Mahler en Nueva York es la inteligencia de quien abandona la nave porque sabe del motor gastado. La leyenda ha querido mostrar su estancia estadounidense desde una óptica enferma que desmiente el experto francés, hagiógrafo sin pasarse al atestiguar una precisión cada vez menos frecuente en el género. La Grange considera, no sin razón, que hoy en día Mahler se hubiera salvado y que sólo se topó con la guadaña porque en 1911 no existían los antibióticos. ¿Influyó en algo lo atribulado de su último lustro con el fallecimiento de una de sus hijas y la crisis con su mujer?
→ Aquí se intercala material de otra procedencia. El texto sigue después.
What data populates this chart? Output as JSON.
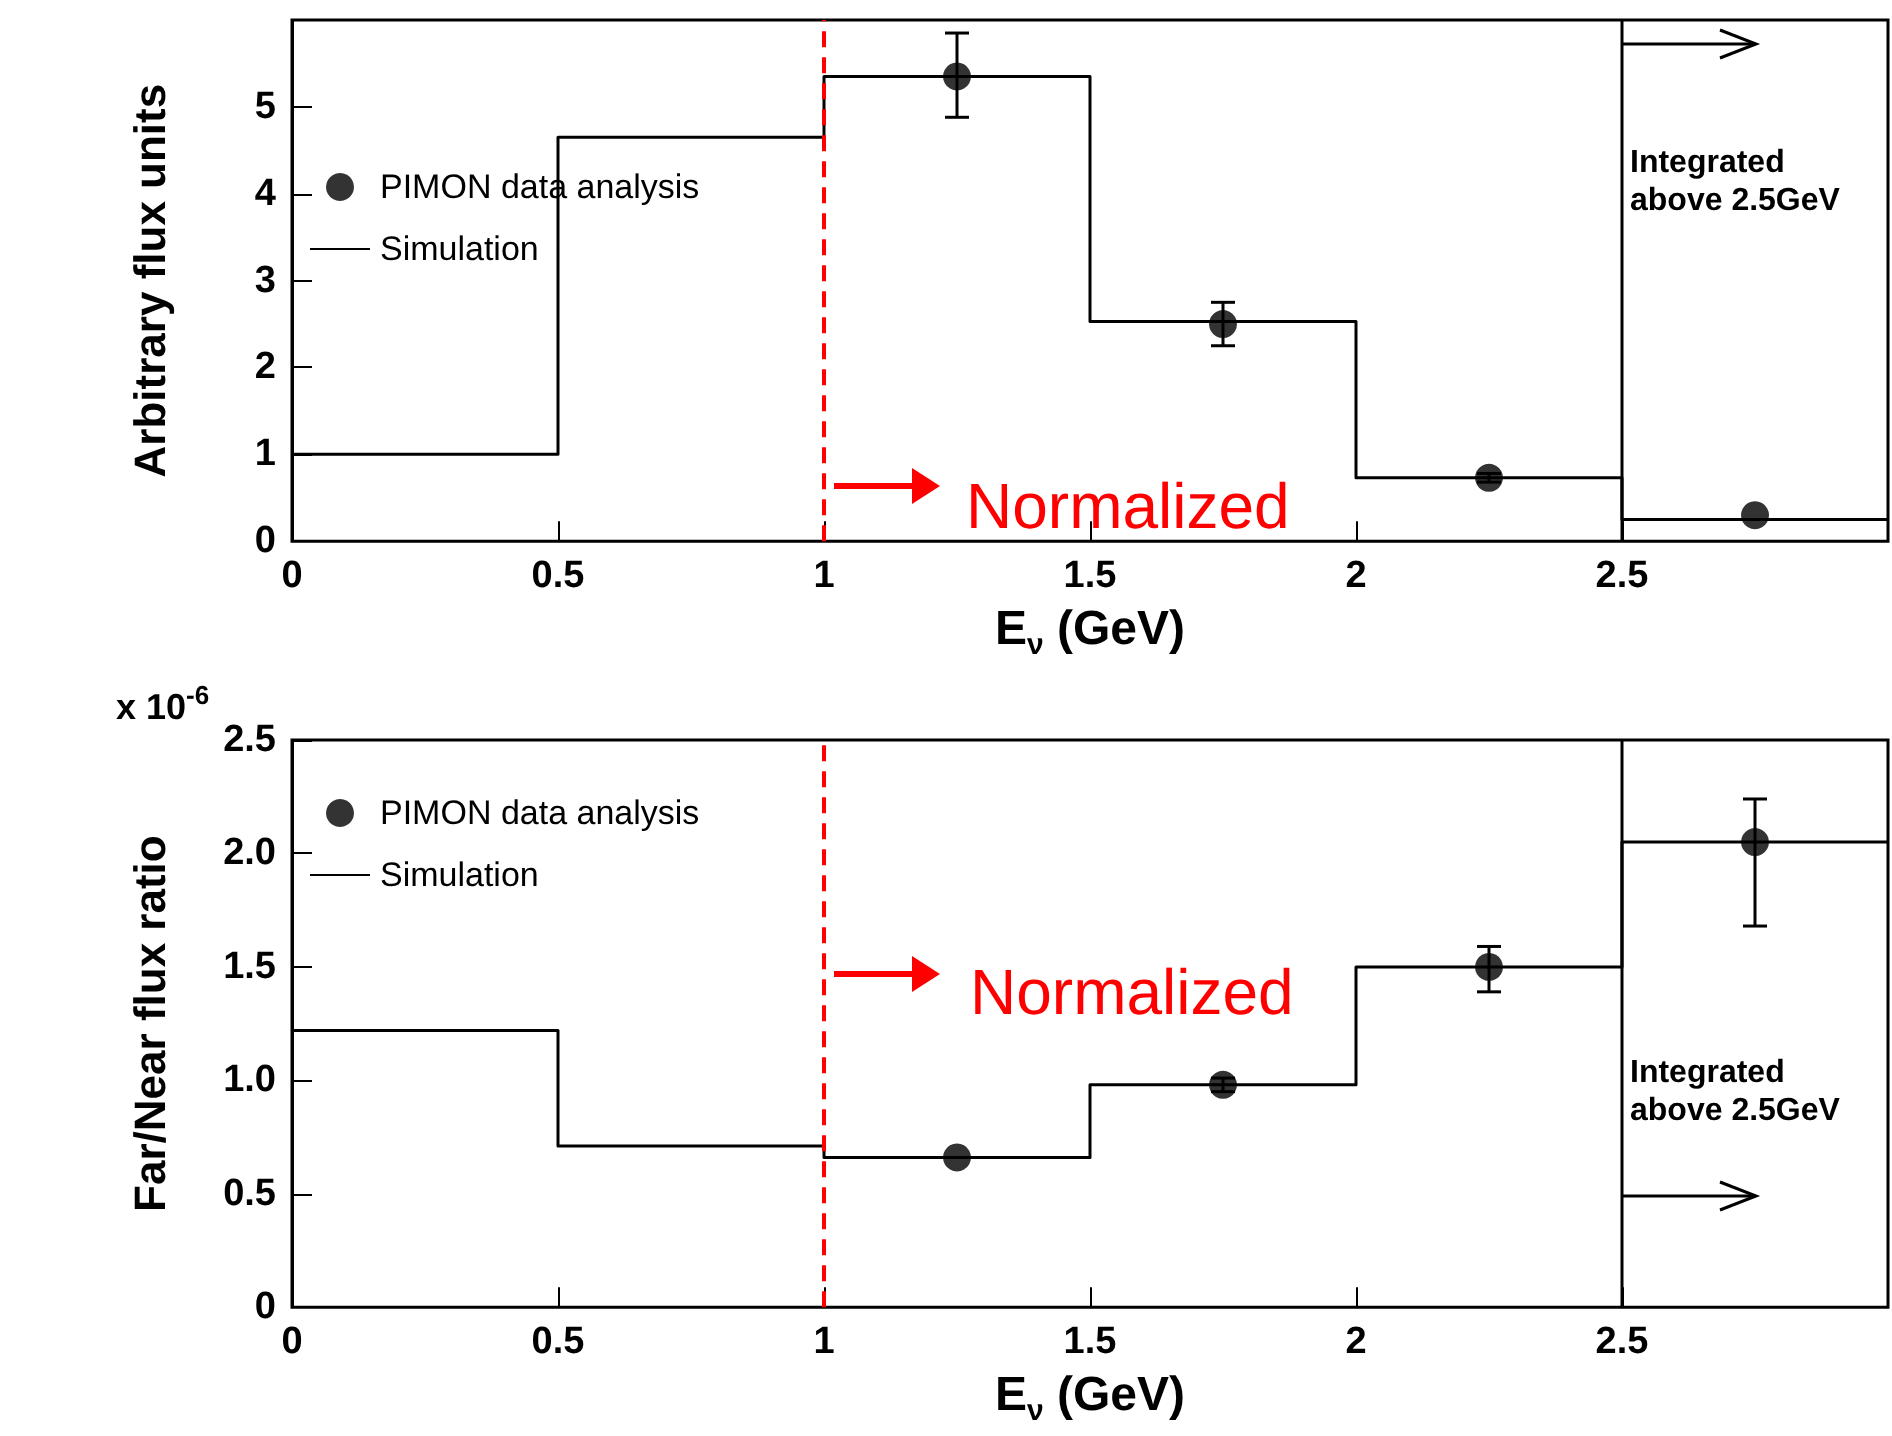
{
  "chart_data": [
    {
      "type": "scatter",
      "ylabel": "Arbitrary flux units",
      "xlabel": "E$_{ν}$ (GeV)",
      "xlim": [
        0,
        3
      ],
      "xticks": [
        0,
        0.5,
        1,
        1.5,
        2,
        2.5
      ],
      "ylim": [
        0,
        6
      ],
      "yticks": [
        0,
        1,
        2,
        3,
        4,
        5
      ],
      "legend": "top left",
      "marker": "circle",
      "series": [
        {
          "name": "PIMON data analysis",
          "color": "#000000",
          "x": [
            1.25,
            1.75,
            2.25,
            2.75
          ],
          "values": [
            5.35,
            2.5,
            0.73,
            0.3
          ],
          "errors": [
            [
              4.88,
              5.85
            ],
            [
              2.25,
              2.75
            ],
            0.05,
            null
          ]
        },
        {
          "name": "Simulation",
          "type": "histogram",
          "color": "#000000",
          "bins": [
            0,
            0.5,
            1,
            1.5,
            2,
            2.5,
            3
          ],
          "values": [
            1.0,
            4.65,
            5.35,
            2.53,
            0.73,
            0.25
          ]
        }
      ],
      "ref_lines": [
        {
          "axis": "x",
          "value": 1,
          "color": "#ff0000",
          "line_style": "dashed"
        },
        {
          "axis": "x",
          "value": 2.5,
          "color": "#000000",
          "line_style": "solid"
        }
      ],
      "annotations": [
        "Normalized",
        "Integrated above 2.5GeV"
      ]
    },
    {
      "type": "scatter",
      "ylabel": "Far/Near flux ratio",
      "xlabel": "E$_{ν}$ (GeV)",
      "xlim": [
        0,
        3
      ],
      "xticks": [
        0,
        0.5,
        1,
        1.5,
        2,
        2.5
      ],
      "ylim": [
        0,
        2.5
      ],
      "yticks": [
        0,
        0.5,
        {
          "value": 1,
          "label": "1.0"
        },
        {
          "value": 1.5,
          "label": "1.5"
        },
        {
          "value": 2,
          "label": "2.0"
        },
        {
          "value": 2.5,
          "label": "2.5"
        }
      ],
      "legend": "top left",
      "marker": "circle",
      "series": [
        {
          "name": "PIMON data analysis",
          "color": "#000000",
          "x": [
            1.25,
            1.75,
            2.25,
            2.75
          ],
          "values": [
            0.66,
            0.98,
            1.5,
            2.05
          ],
          "errors": [
            null,
            0.03,
            [
              1.39,
              1.59
            ],
            [
              1.68,
              2.24
            ]
          ]
        },
        {
          "name": "Simulation",
          "type": "histogram",
          "color": "#000000",
          "bins": [
            0,
            0.5,
            1,
            1.5,
            2,
            2.5,
            3
          ],
          "values": [
            1.22,
            0.71,
            0.66,
            0.98,
            1.5,
            2.05
          ]
        }
      ],
      "ref_lines": [
        {
          "axis": "x",
          "value": 1,
          "color": "#ff0000",
          "line_style": "dashed"
        },
        {
          "axis": "x",
          "value": 2.5,
          "color": "#000000",
          "line_style": "solid"
        }
      ],
      "annotations": [
        "x 10$^{-6}$",
        "Normalized",
        "Integrated above 2.5GeV"
      ]
    }
  ]
}
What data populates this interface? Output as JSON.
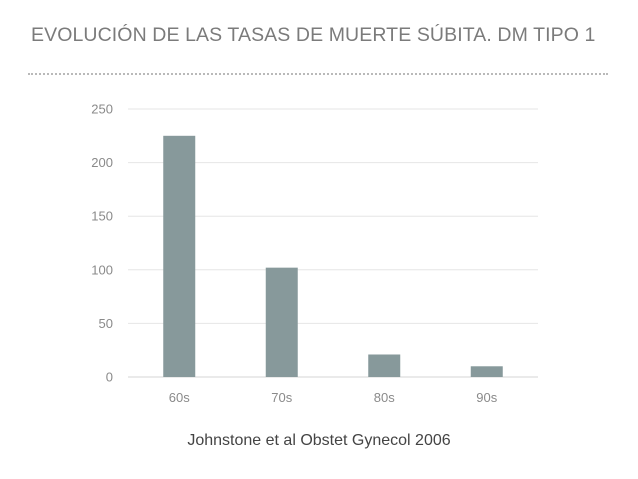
{
  "title": "EVOLUCIÓN DE LAS TASAS DE MUERTE SÚBITA. DM TIPO 1",
  "source": "Johnstone et al Obstet Gynecol 2006",
  "chart_data": {
    "type": "bar",
    "categories": [
      "60s",
      "70s",
      "80s",
      "90s"
    ],
    "values": [
      225,
      102,
      21,
      10
    ],
    "ylim": [
      0,
      250
    ],
    "yticks": [
      0,
      50,
      100,
      150,
      200,
      250
    ],
    "grid": true,
    "legend": "none",
    "bar_color": "#87999b"
  }
}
No debe descartarse, si bien el autor prefiere mimetizarse con el objeto de estudio hasta el punto de enhebrar una obra donde se exhibe la tenacidad de quien se desvivió por aquello en lo que creía hasta entregarle el alma al creer con obstinación en su misión, pues no puede calificarse de otro modo su carrera, tour de force destinado a la inmortalidad con unos ingredientes que asombran por lucidez y que pueden rastrearse no sólo con el alud de datos que contiene cualquier vida porque el volumen se cierra con un análisis pormenorizado de todas sus piezas, diseccionadas al milímetro, una por una, sin dejar espacio para el defecto o la improvisación.
Decíamos al inicio de este texto que Mahler olió el porvenir. Mientras lo hacía también supo dejar su impronta pese a correr millas por delante con un estilo burgués del instante en que esa clase social era capaz de mejorar la sociedad desde la excepción. El vocerío de la ignorancia le afectó como a todos, pero sabía que su herencia, su verdadero poso, estaba en un pedestal mucho más alto, desde donde no se escucha el ruido y la mediocridad queda apartada con naturalidad. Creía en su estrella y por eso aun la contemplamos.